Amid Boom in Construction and Worker Accidents, NYC Construction Safety Law Is Ignored

Concerned over the growing rate of construction accidents, Mayor de Blasio and City Hall passed a new set of safety regulations on the construction industry last year. However, according to a news report this law is being ignored by the construction industry. As the rate of accidents and deaths in the construction industry reach a record high this year, safety advocates hope that the government steps up enforcement of the law or pursues further legislation to protect construction workers.

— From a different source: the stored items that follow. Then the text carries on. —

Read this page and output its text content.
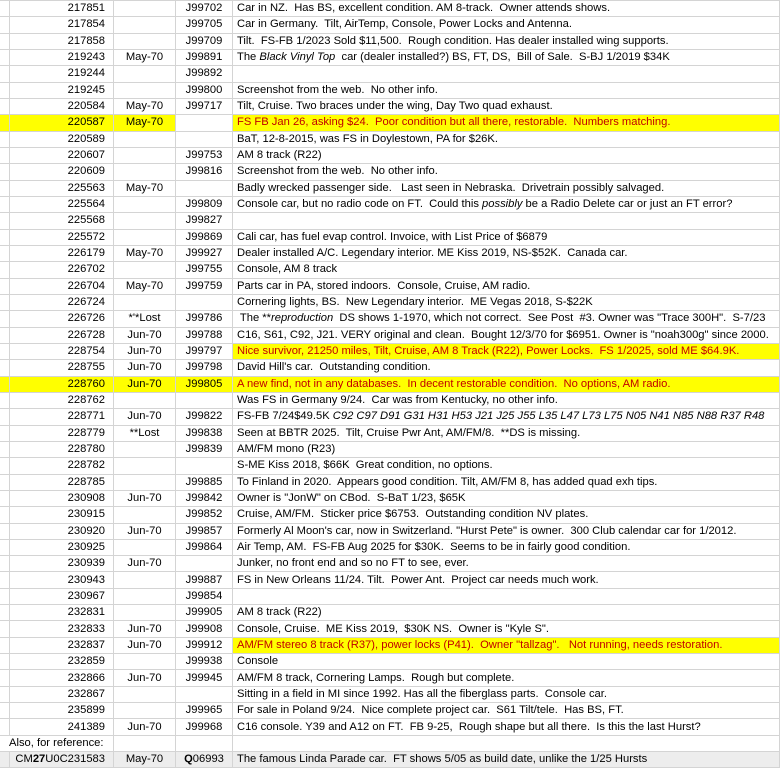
217851	J99702 Car in NZ.  Has BS, excellent condition. AM 8-track.  Owner attends shows.
217854	J99705 Car in Germany.  Tilt, AirTemp, Console, Power Locks and Antenna.
217858	J99709 Tilt.  FS-FB 1/2023 Sold $11,500.  Rough condition. Has dealer installed wing supports.
219243 May-70 J99891 The Black Vinyl Top car (dealer installed?) BS, FT, DS,  Bill of Sale.  S-BJ 1/2019 $34K
219244	J99892
219245	J99800 Screenshot from the web.  No other info.
220584 May-70 J99717 Tilt, Cruise. Two braces under the wing, Day Two quad exhaust.
220587 May-70	FS FB Jan 26, asking $24.  Poor condition but all there, restorable.  Numbers matching.
220589	BaT, 12-8-2015, was FS in Doylestown, PA for $26K.
220607	J99753 AM 8 track (R22)
220609	J99816 Screenshot from the web.  No other info.
225563 May-70	Badly wrecked passenger side.   Last seen in Nebraska.  Drivetrain possibly salvaged.
225564	J99809 Console car, but no radio code on FT.  Could this possibly be a Radio Delete car or just an FT error?
225568	J99827
225572	J99869 Cali car, has fuel evap control. Invoice, with List Price of $6879
226179 May-70 J99927 Dealer installed A/C. Legendary interior. ME Kiss 2019, NS-$52K.  Canada car.
226702	J99755 Console, AM 8 track
226704 May-70 J99759 Parts car in PA, stored indoors.  Console, Cruise, AM radio.
226724	Cornering lights, BS.  New Legendary interior.  ME Vegas 2018, S-$22K
226726 *'*Lost J99786 The ** reproduction DS shows 1-1970, which not correct.  See Post  #3. Owner was "Trace 300H".  S-7/23
226728 Jun-70 J99788 C16, S61, C92, J21. VERY original and clean.  Bought 12/3/70 for $6951. Owner is "noah300g" since 2000.
228754 Jun-70 J99797 Nice survivor, 21250 miles, Tilt, Cruise, AM 8 Track (R22), Power Locks.  FS 1/2025, sold ME $64.9K.
228755 Jun-70 J99798 David Hill's car.  Outstanding condition.
228760 Jun-70 J99805 A new find, not in any databases.  In decent restorable condition.  No options, AM radio.
228762	Was FS in Germany 9/24.  Car was from Kentucky, no other info.
228771 Jun-70 J99822 FS-FB 7/24$49.5K C92 C97 D91 G31 H31 H53 J21 J25 J55 L35 L47 L73 L75 N05 N41 N85 N88 R37 R48
228779 **Lost J99838 Seen at BBTR 2025.  Tilt, Cruise Pwr Ant, AM/FM/8.  **DS is missing.
228780	J99839 AM/FM mono (R23)
228782	S-ME Kiss 2018, $66K  Great condition, no options.
228785	J99885 To Finland in 2020.  Appears good condition. Tilt, AM/FM 8, has added quad exh tips.
230908 Jun-70 J99842 Owner is "JonW" on CBod.  S-BaT 1/23, $65K
230915	J99852 Cruise, AM/FM.  Sticker price $6753.  Outstanding condition NV plates.
230920 Jun-70 J99857 Formerly Al Moon's car, now in Switzerland. "Hurst Pete" is owner.  300 Club calendar car for 1/2012.
230925	J99864 Air Temp, AM.  FS-FB Aug 2025 for $30K.  Seems to be in fairly good condition.
230939 Jun-70	Junker, no front end and so no FT to see, ever.
230943	J99887 FS in New Orleans 11/24. Tilt.  Power Ant.  Project car needs much work.
230967	J99854
232831	J99905 AM 8 track (R22)
232833 Jun-70 J99908 Console, Cruise.  ME Kiss 2019,  $30K NS.  Owner is "Kyle S".
232837 Jun-70 J99912 AM/FM stereo 8 track (R37), power locks (P41).  Owner "tallzag".   Not running, needs restoration.
232859	J99938 Console
232866 Jun-70 J99945 AM/FM 8 track, Cornering Lamps.  Rough but complete.
232867	Sitting in a field in MI since 1992. Has all the fiberglass parts.  Console car.
235899	J99965 For sale in Poland 9/24.  Nice complete project car.  S61 Tilt/tele.  Has BS, FT.
241389 Jun-70 J99968 C16 console. Y39 and A12 on FT.  FB 9-25,  Rough shape but all there.  Is this the last Hurst?
Also, for reference:
CM 27 U0C231583 May-70 Q 06993 The famous Linda Parade car.  FT shows 5/05 as build date, unlike the 1/25 Hursts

Under the safety legislation passed by the city, construction workers must undergo additional training – a 10-hour class should have been completed by March 1 of this year, with an additional 30-hours of safety training required by December 1. Upon completion of the training, construction workers will receive a “Site Safety Training” card that must be brought with them to their construction site each day. However, despite the city’s noble efforts to address a real problem in New York, injuries and deaths in the construction industry have only grown this year.

A large part of the reason, according to safety advocates, is that the safety law is simply not being followed. According to anonymous sources speaking to City & State, an entire industry of substandard safety classes and fraudulent training cards has effectively de-fanged the Mayor’s new law. While the law requires a supervisor for the construction safety courses to confirm the identities of all construction workers, the mandate is apparently unenforced. Back in June, ABC News 7 investigated the construction safety courses and found it laughably easy to receive a “Certificate of Completion” when the state granted the news anchor’s cartoonish-pseudonym “Fred Flintstone” the honor. Speaking to ABC News 7, construction safety expert Michael Pinto said that the law “has very specific language that says that the room where training takes place has to be proctored.”

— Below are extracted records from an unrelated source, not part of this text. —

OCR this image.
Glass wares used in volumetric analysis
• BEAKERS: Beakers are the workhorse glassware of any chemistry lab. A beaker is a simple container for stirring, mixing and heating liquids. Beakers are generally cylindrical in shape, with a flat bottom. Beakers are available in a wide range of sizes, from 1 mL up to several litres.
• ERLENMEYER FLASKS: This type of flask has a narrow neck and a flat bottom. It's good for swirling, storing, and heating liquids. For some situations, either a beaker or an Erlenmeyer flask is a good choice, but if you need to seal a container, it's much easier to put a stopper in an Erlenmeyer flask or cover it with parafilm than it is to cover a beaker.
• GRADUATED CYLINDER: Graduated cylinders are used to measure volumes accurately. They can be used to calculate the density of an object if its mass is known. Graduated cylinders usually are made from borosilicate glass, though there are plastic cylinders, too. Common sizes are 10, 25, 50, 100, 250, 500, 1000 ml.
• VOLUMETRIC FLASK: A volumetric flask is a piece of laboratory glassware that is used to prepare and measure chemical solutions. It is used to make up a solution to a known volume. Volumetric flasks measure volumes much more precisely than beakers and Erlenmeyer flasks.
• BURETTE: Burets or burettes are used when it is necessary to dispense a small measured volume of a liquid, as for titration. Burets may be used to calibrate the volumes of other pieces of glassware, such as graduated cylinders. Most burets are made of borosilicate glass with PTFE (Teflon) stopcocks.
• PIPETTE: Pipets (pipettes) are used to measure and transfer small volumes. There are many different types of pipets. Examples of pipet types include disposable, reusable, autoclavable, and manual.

Unsupervised, online training is not the only way to bypass the law, according to city construction workers who describe a lively and accessible underground market for fraudulent safety cards. According to construction workers, the industry’s widespread and brazen noncompliance with the law has further undermined the culture of safety – the exact opposite of the law’s intended effect. In response to the article in City & State, the Department of Buildings said was not responsible for monitoring fraudulent safety classes and certifications and would develop its own safety training program.

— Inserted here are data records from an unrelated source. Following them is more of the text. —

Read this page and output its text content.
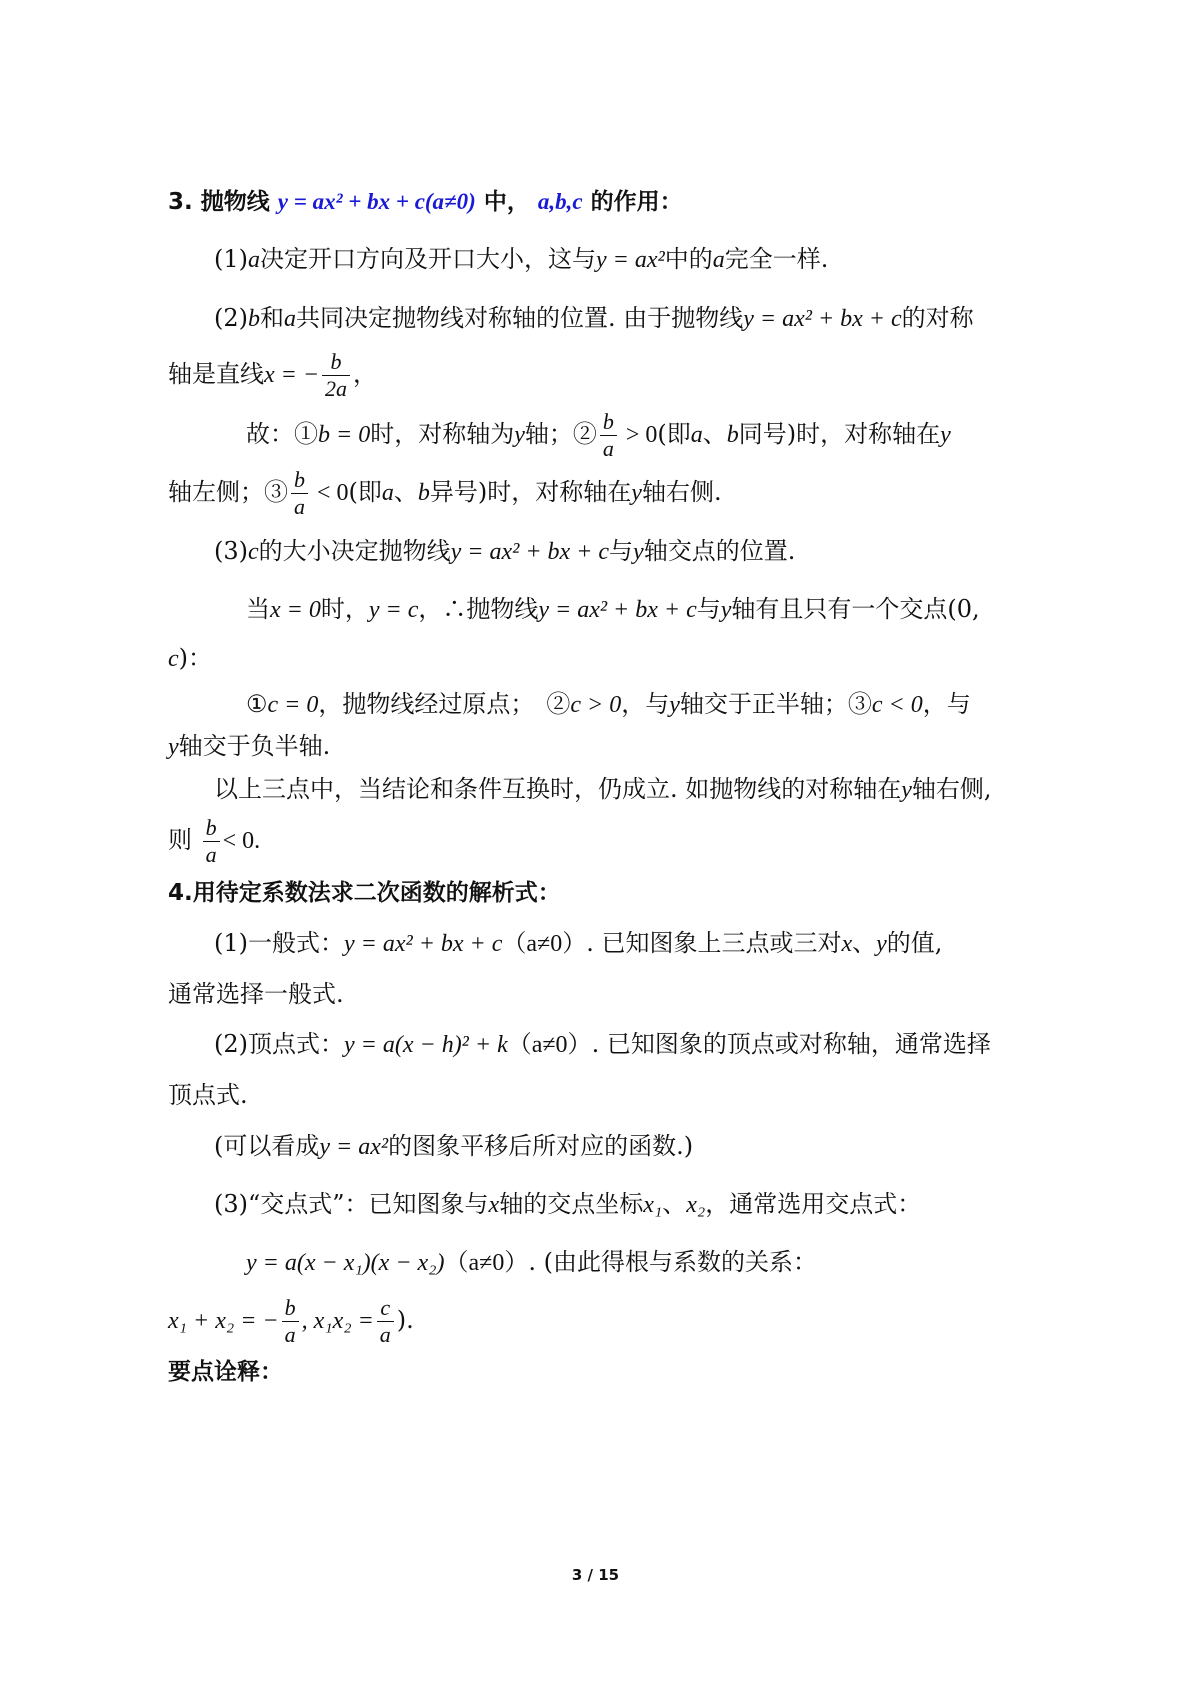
3. 抛物线 y = ax² + bx + c(a≠0) 中， a,b,c 的作用：
(1)a决定开口方向及开口大小，这与y = ax²中的a完全一样.
(2)b和a共同决定抛物线对称轴的位置. 由于抛物线y = ax² + bx + c的对称
轴是直线x = − $\frac{b}{2a}$ ，
故：①b = 0时，对称轴为y轴；② $\frac{b}{a} > 0$(即a、b同号)时，对称轴在y
轴左侧；③ $\frac{b}{a} < 0$(即a、b异号)时，对称轴在y轴右侧.
(3)c的大小决定抛物线y = ax² + bx + c与y轴交点的位置.
当x = 0时，y = c，∴抛物线y = ax² + bx + c与y轴有且只有一个交点(0,
c)：
①c = 0，抛物线经过原点；　②c > 0，与y轴交于正半轴；③c < 0，与
y轴交于负半轴.
以上三点中，当结论和条件互换时，仍成立. 如抛物线的对称轴在y轴右侧,
则 $\frac{b}{a} < 0$.
4.用待定系数法求二次函数的解析式：
(1)一般式：y = ax² + bx + c（a≠0）. 已知图象上三点或三对x、y的值,
通常选择一般式.
(2)顶点式：y = a(x − h)² + k（a≠0）. 已知图象的顶点或对称轴，通常选择
顶点式.
(可以看成y = ax²的图象平移后所对应的函数.)
(3)“交点式”：已知图象与x轴的交点坐标x₁、x₂，通常选用交点式：
y = a(x − x₁)(x − x₂)（a≠0）. (由此得根与系数的关系：
x₁ + x₂ = − $\frac{b}{a}$ , $x_1x_2 = \frac{c}{a}$ ).
要点诠释：
3 / 15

Construction safety experts decry the law’s failed implementation and the Department of Building’s failure to properly implement the safety legislation. Given the law’s widespread noncompliance, construction accidents and construction deaths in the city continue their upward climb – from 212 construction injuries during Mayor de Blasio’s first term to 744 last year. With construction booming across the five boroughs, it appears the safety of construction workers is sadly taking a backseat.